The court denied the Defendants’ Motion for Rule 11 sanctions on the ground that the pleading was not frivolous. Moreover, the court clearly believed that the motion for sanctions was a reach given that it was filed shortly after the complaint was filed. The court reasoned that the EEOC’s decision to reject the discrimination claim was not binding on the court and did not support an award of sanctions. Further, the court noted that pro se litigants are held to a relaxed standard of pleading.

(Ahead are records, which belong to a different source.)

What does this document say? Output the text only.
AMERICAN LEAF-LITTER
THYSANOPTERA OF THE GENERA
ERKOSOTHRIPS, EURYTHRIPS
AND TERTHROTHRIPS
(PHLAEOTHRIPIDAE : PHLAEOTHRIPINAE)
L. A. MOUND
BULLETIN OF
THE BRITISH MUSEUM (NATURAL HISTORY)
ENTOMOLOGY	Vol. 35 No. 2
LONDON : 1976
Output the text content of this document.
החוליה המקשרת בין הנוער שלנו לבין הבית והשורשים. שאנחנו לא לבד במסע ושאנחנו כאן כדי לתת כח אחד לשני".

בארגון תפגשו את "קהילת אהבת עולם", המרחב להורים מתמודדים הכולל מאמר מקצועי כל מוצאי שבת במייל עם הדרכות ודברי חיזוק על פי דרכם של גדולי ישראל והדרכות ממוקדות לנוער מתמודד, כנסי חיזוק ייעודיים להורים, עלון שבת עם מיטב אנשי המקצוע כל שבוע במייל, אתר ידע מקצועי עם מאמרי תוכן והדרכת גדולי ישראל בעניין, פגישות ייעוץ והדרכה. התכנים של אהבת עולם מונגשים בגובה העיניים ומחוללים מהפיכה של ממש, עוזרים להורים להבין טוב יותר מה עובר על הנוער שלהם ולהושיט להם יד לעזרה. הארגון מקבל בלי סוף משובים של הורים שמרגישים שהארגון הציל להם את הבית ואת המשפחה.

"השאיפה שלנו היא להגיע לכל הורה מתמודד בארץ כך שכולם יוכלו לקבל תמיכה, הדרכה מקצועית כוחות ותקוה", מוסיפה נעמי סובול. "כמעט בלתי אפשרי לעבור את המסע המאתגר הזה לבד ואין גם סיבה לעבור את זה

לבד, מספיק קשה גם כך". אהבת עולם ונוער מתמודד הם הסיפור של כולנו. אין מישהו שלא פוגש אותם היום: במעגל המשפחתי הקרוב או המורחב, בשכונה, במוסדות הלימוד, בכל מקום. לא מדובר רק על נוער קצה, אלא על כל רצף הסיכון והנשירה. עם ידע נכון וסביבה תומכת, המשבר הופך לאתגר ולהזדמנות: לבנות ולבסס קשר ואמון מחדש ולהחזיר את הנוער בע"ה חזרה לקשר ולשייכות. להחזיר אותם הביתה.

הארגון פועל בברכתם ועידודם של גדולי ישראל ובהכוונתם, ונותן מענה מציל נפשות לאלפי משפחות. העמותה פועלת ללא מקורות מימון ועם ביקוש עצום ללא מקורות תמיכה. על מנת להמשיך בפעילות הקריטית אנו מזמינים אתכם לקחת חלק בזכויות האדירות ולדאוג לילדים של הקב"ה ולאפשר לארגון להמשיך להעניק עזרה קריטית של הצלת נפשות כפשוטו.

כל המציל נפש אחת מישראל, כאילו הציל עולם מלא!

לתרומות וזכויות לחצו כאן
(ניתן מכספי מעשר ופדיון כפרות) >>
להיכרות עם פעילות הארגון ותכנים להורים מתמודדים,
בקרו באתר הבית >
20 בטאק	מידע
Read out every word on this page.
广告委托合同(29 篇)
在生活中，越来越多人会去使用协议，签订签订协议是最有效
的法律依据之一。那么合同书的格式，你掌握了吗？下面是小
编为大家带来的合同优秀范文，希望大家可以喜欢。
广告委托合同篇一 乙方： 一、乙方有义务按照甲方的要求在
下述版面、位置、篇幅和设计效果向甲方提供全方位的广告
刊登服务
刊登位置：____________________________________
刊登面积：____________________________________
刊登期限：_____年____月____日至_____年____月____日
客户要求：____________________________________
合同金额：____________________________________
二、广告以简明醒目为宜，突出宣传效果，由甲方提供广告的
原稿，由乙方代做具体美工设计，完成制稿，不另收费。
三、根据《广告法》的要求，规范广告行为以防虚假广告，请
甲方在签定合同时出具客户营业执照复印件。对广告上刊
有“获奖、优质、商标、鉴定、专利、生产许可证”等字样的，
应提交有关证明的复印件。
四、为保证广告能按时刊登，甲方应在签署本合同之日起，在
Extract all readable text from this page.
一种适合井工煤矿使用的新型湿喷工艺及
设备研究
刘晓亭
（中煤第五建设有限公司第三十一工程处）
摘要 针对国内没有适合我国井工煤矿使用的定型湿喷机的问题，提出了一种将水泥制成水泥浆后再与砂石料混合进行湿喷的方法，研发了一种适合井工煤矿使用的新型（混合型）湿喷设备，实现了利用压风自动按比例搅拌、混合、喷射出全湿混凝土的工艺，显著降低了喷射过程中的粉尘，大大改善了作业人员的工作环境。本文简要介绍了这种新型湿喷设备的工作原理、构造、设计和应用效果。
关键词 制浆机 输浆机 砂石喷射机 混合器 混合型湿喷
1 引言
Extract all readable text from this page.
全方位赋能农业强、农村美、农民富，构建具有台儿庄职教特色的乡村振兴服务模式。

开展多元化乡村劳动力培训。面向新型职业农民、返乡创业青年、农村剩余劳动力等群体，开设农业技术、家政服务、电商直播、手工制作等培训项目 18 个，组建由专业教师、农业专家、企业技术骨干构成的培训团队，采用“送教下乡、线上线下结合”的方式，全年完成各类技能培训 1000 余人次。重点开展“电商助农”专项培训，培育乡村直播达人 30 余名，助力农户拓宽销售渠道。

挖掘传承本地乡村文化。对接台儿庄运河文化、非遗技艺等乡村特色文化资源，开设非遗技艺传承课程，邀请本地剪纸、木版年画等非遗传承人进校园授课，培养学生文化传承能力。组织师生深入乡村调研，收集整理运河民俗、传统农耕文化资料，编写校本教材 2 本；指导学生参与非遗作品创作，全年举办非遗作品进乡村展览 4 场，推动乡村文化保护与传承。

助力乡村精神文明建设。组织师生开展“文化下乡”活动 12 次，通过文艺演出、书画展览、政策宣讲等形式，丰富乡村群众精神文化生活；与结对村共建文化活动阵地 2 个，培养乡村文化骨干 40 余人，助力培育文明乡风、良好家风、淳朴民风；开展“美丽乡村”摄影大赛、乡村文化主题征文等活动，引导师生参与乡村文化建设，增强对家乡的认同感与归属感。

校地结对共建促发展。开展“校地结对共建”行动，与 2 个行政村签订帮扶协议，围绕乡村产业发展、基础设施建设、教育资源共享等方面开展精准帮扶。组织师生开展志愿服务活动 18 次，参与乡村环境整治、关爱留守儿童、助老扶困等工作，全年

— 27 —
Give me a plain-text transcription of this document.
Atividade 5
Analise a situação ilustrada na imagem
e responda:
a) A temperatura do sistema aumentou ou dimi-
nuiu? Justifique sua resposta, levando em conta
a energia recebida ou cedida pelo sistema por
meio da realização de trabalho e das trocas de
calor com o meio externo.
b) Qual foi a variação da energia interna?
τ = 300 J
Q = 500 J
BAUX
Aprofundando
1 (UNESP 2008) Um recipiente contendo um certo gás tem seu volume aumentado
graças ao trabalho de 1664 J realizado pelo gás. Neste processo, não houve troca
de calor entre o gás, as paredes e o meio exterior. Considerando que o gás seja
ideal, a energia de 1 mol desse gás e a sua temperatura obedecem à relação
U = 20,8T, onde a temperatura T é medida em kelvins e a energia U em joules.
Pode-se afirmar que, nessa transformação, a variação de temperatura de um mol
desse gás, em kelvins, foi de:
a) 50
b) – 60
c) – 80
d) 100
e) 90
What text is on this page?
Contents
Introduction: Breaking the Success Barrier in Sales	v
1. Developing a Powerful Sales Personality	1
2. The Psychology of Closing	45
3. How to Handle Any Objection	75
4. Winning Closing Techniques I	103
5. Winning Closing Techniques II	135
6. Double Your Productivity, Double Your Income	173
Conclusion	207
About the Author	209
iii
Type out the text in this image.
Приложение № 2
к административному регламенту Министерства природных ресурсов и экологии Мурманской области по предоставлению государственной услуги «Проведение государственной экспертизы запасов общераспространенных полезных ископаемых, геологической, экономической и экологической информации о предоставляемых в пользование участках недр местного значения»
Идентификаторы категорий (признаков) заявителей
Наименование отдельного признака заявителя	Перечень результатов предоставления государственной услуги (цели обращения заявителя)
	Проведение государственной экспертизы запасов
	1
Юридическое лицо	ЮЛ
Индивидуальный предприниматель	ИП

The key paragraph of the opinion is quoted here:

59. Although pro se litigants are not immune from such sanctions, see Unanue Casal v. Unanue Casal, 132 F.R.D. 146, 151 (D.N.J. 1989), aff’d, 898 F.2d 839 (3d Cir. 1990), this Court has noted that the standard for sanctions is “relaxed considerably when the offending party is unrepresented by counsel.” Talley v. City of Atlantic City, No. 04-1146, 2007 WL 2021792, at *4 (D.N.J. July 10, 2007) (Simandle, J.). This is because pleadings by pro se plaintiffs must first be read “with greater latitude and liberality,” and a pro se plaintiff “cannot reasonably be held to the same standards of knowledge of legal process as an attorney.” Id.; see also Bacon v. Am. Fed. of State, Cnty., and Mun. Empls. Council, No. 13, 795 F.2d 33, 35 (7th Cir. 1986) (“A layman cannot be expected to realize as quickly as a lawyer would that a legal position has no possible merit, and it would be as cruel as it would be pointless to hold laymen who cannot afford a lawyer . . . to a standard of care that they cannot attain even with their best efforts.”). Sanctions will be appropriate against a pro se plaintiff when she persists in a hopeless cause after her claims have repeatedly been rejected by court, because then, it should have been clear to her as a reasonable (though not law-trained) person that her cause was indeed hopeless. Talley, 2007 WL 2021792, at *4.

In sum, this motion for sanctions was filed too soon to be granted. It may have been used as a tool to encourage the pro se litigant to drop the claim. If so, that idea did not work.